My doctoral and post-doctoral research led to an interest in the spatial dimension of socio-economic and cultural change, a central concern in communication studies. It also sparked an interest in understanding long-run shifts in major new technical systems, industrial innovation processes and their relationship to broader patterns of socio-economic and spatial change.
PICT Programme, Economic and Social Research Council, London
Research Associate in the central co-ordinating unit of the Programme on
Information & Communication Technologies (PICT). Here I was involved
in advising the Director (Prof. W.H. Melody) on the selection of the six
university-based PICT research centres and in the subsequent
co-ordination and management of the research programme.

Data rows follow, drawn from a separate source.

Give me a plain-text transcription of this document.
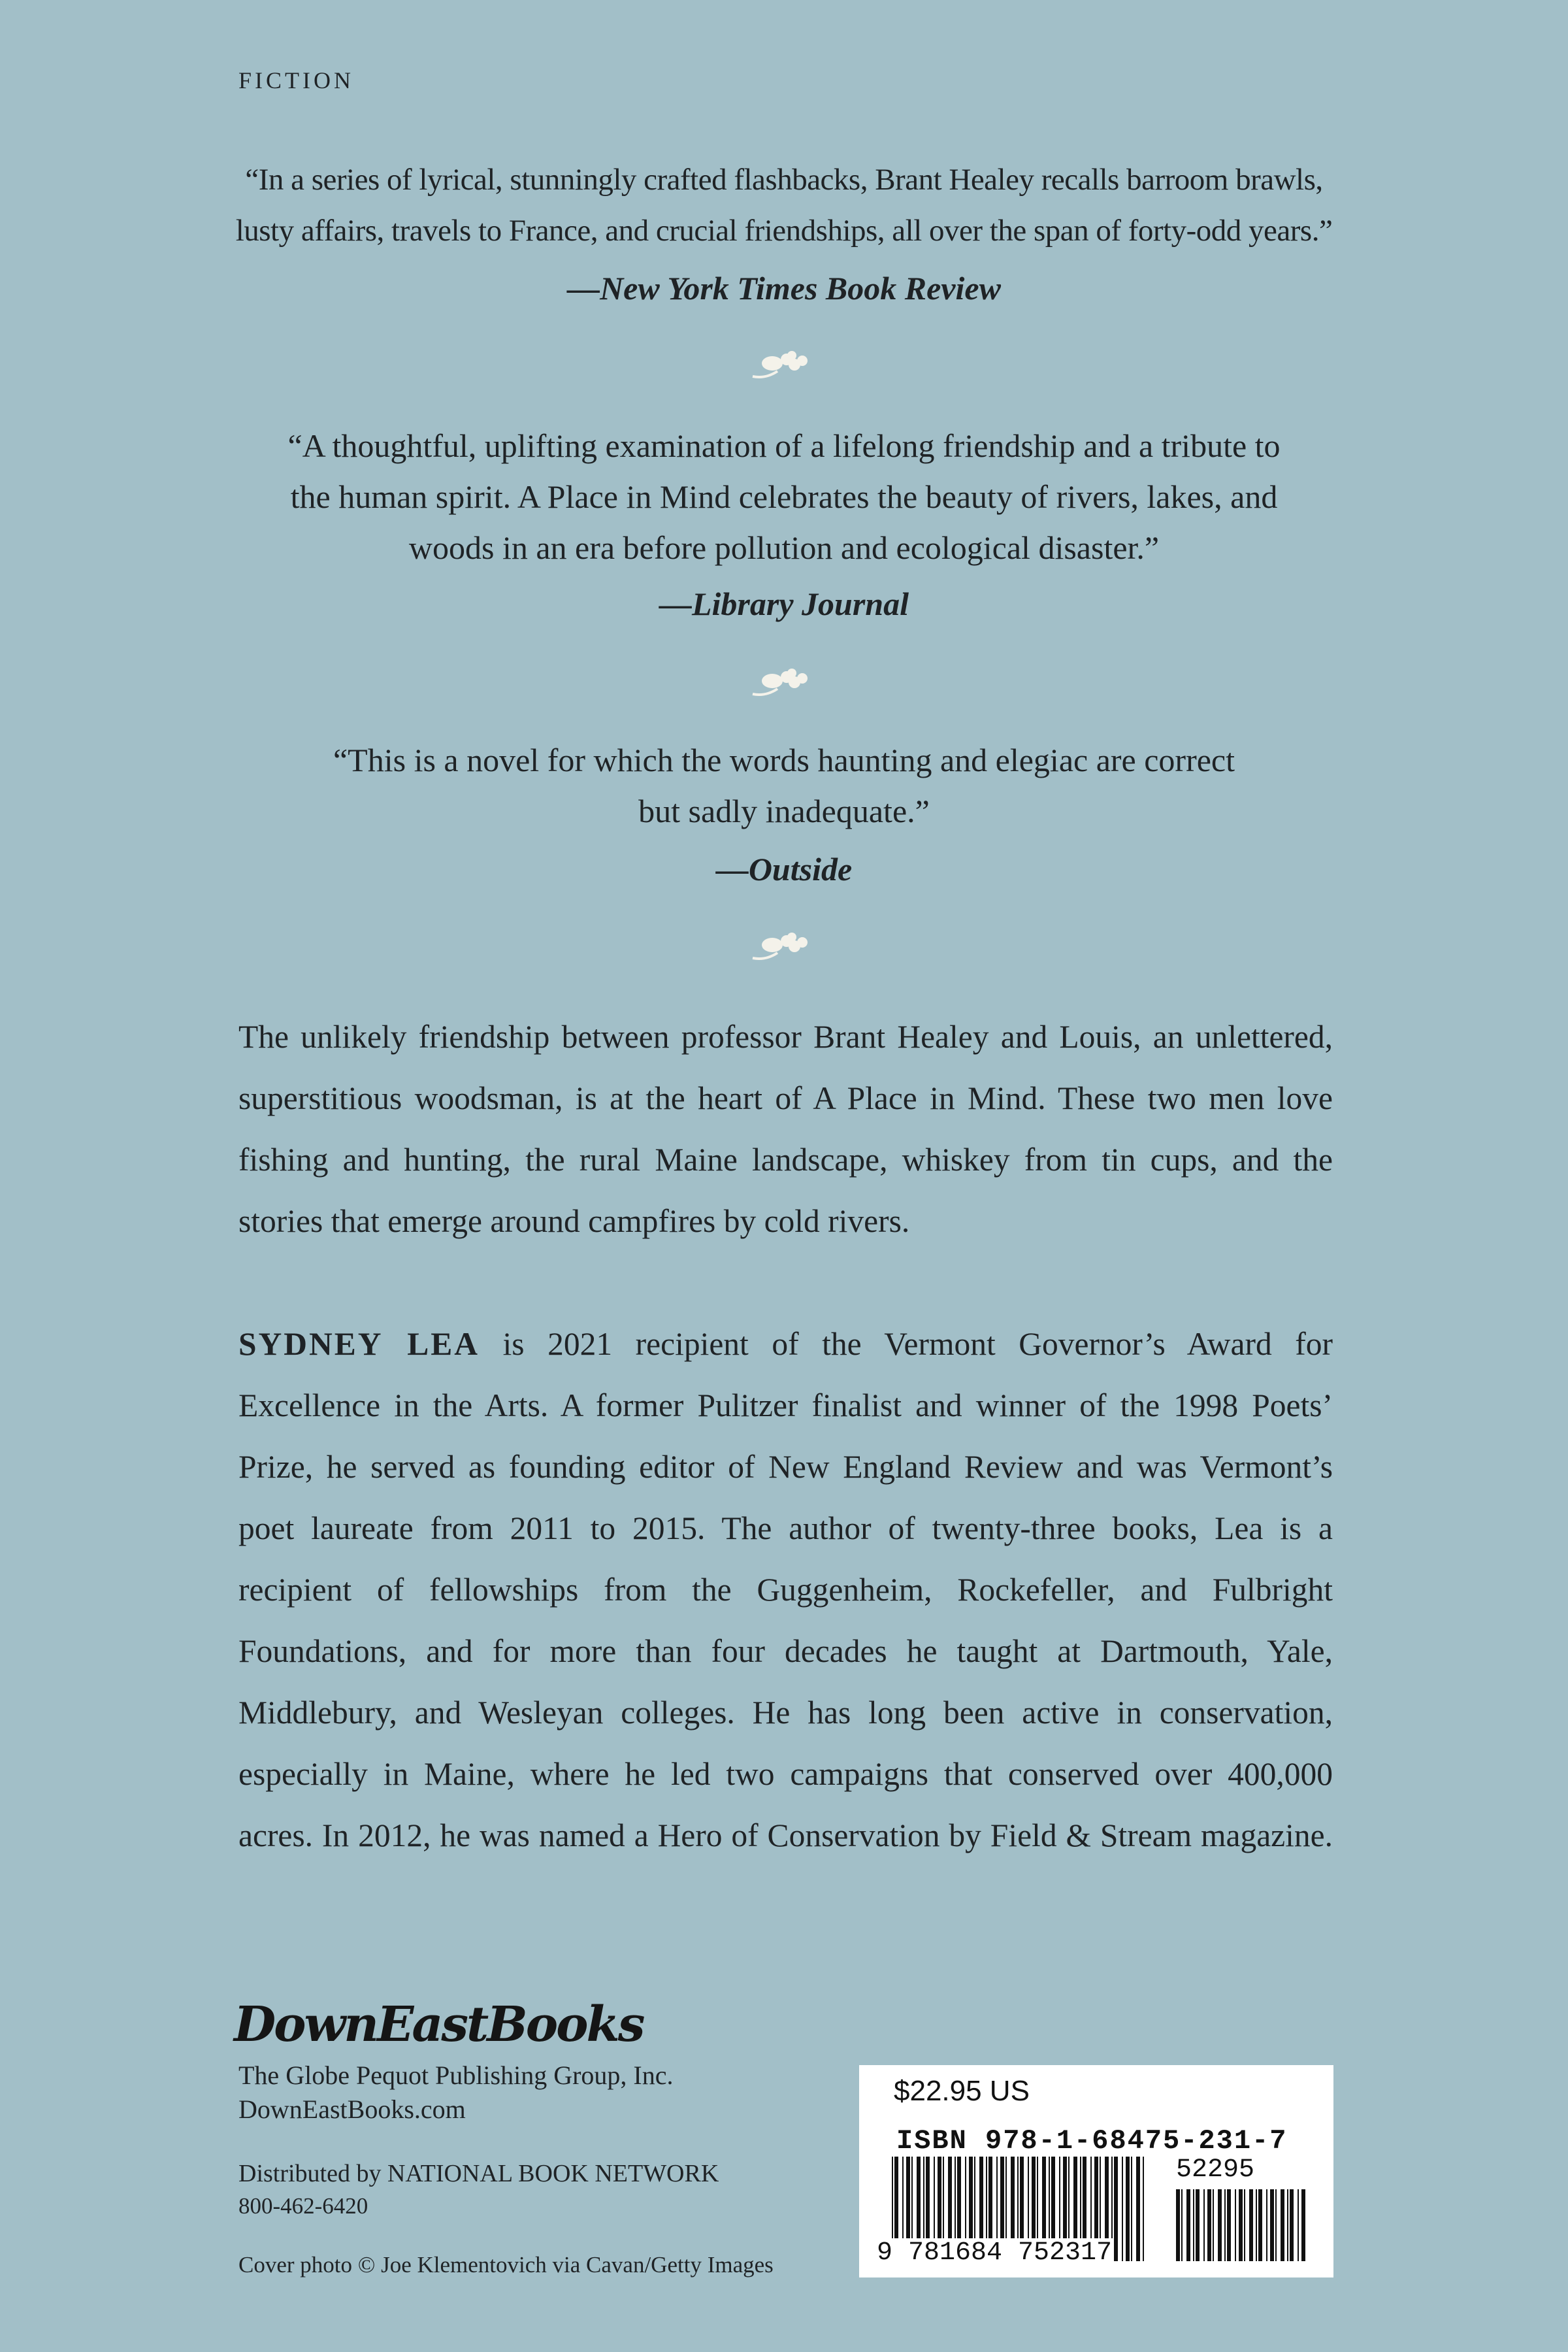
FICTION
“In a series of lyrical, stunningly crafted flashbacks, Brant Healey recalls barroom brawls,
lusty affairs, travels to France, and crucial friendships, all over the span of forty-odd years.”
—New York Times Book Review
“A thoughtful, uplifting examination of a lifelong friendship and a tribute to
the human spirit. A Place in Mind celebrates the beauty of rivers, lakes, and
woods in an era before pollution and ecological disaster.”
—Library Journal
“This is a novel for which the words haunting and elegiac are correct
but sadly inadequate.”
—Outside
The unlikely friendship between professor Brant Healey and Louis, an unlettered,
superstitious woodsman, is at the heart of A Place in Mind. These two men love
fishing and hunting, the rural Maine landscape, whiskey from tin cups, and the
stories that emerge around campfires by cold rivers.
SYDNEY LEA is 2021 recipient of the Vermont Governor’s Award for
Excellence in the Arts. A former Pulitzer finalist and winner of the 1998 Poets’
Prize, he served as founding editor of New England Review and was Vermont’s
poet laureate from 2011 to 2015. The author of twenty-three books, Lea is a
recipient of fellowships from the Guggenheim, Rockefeller, and Fulbright
Foundations, and for more than four decades he taught at Dartmouth, Yale,
Middlebury, and Wesleyan colleges. He has long been active in conservation,
especially in Maine, where he led two campaigns that conserved over 400,000
acres. In 2012, he was named a Hero of Conservation by Field & Stream magazine.
DownEastBooks
The Globe Pequot Publishing Group, Inc.
DownEastBooks.com
Distributed by NATIONAL BOOK NETWORK
800-462-6420
Cover photo © Joe Klementovich via Cavan/Getty Images
$22.95 US
ISBN 978-1-68475-231-7
9 781684 752317
52295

Innovation Studies Unit, University of East London
In 1988, I was appointed Senior Lecturer in the Innovation Studies Unit,
University of East London. Here I was responsible for media and communications
studies stream (within an interdisciplinary teaching and research unit).
School of Communications, Dublin City University
Since 1989, I have been based in the School of Communications at
Dublin City University, Dublin, Ireland.
My main teaching interests include the following:
• The political-economy and regulation of communications and media services;
• The evolving role of information and communication in IR/IPE
(International Relations/International Political Economy)
• The socio-cultural implications of technology and changing role of information;
• Communication theory and new/digital media
• Production, regulation and consumption aspects of the digital media services sector
and new ICT more broadly.
I also supervise a number of postgraduate research students working in these fields.
Other recent teaching activities include: I proposed and led the development of new teaching programmes focused on digital media launched by the DCU School of Communications in 1999. I also contributed to the development of a new Masters programme in International Relations, together with colleagues from the Schools of Communication and Business studies. Here I lead the Modules dealing with the role of communications and information in international relations.